Its original meaning notwithstanding -- Subz Burj literally means a green domed tower --- most people mistakenly call it Neela Gumbad or Neeli Gumbad. But no one seems to know the purpose of the burj or who is buried there.
This Archaeological Survey of India (ASI) protected octagonal tomb has four wide and four narrow sides. The high drummed double dome is covered with blue tiles.

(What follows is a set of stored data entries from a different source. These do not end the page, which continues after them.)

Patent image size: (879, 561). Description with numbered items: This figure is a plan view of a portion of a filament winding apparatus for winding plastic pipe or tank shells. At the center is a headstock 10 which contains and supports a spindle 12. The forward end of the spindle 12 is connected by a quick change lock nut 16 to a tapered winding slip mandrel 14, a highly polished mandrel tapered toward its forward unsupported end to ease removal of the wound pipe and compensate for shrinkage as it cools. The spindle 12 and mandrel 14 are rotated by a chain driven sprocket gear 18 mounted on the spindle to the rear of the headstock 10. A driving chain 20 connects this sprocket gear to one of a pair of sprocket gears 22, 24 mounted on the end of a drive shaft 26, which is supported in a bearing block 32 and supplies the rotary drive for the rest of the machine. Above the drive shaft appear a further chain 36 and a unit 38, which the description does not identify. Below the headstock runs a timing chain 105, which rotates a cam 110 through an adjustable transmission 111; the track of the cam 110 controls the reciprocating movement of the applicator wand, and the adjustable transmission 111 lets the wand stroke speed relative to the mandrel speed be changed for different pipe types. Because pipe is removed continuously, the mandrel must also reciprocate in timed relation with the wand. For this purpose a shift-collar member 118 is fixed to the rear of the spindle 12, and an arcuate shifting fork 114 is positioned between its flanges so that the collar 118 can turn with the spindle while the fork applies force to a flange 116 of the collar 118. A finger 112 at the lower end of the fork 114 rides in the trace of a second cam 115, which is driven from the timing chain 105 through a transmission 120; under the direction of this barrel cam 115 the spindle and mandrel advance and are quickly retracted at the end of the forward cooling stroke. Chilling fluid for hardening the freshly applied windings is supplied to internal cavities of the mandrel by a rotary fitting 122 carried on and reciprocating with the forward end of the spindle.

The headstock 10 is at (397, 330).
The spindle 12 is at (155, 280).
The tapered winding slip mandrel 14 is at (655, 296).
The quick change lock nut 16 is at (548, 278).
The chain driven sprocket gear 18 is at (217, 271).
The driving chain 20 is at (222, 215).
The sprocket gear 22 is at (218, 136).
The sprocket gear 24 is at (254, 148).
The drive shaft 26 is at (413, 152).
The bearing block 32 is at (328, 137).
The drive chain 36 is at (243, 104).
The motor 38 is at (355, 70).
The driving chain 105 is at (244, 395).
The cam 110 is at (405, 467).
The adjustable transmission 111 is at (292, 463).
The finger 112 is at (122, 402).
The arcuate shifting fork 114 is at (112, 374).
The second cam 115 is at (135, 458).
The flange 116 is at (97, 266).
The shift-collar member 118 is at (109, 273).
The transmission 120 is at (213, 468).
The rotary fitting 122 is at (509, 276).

Ravi Batra writes in 'The Splendour of Lodi Road: My Brush With Heritage': "Some of the original small green, blue and yellow tiles on the main drum that supports the dome can still be seen. The dome is not green but blue, as the original tiles were replaced by the ASI in the 1980s. Some may fault the ASI for changing the colour but my own little research on Timurid architecture shows that most monuments in Central Asia have blue domes. So were the original tiles green or blue?"
The place was used as a police station during the British period, according to 'Delhi Police: History and Heritage', a 2006 publication. It also mentions it as Neeli Gumbad.
"Since my childhood, I have heard everybody call it Neela Gumbad because of the blue tiles on the dome. I was not aware that it is actually called Subz Burj," said Wasim Ali, a resident of Nizamuddin Basti.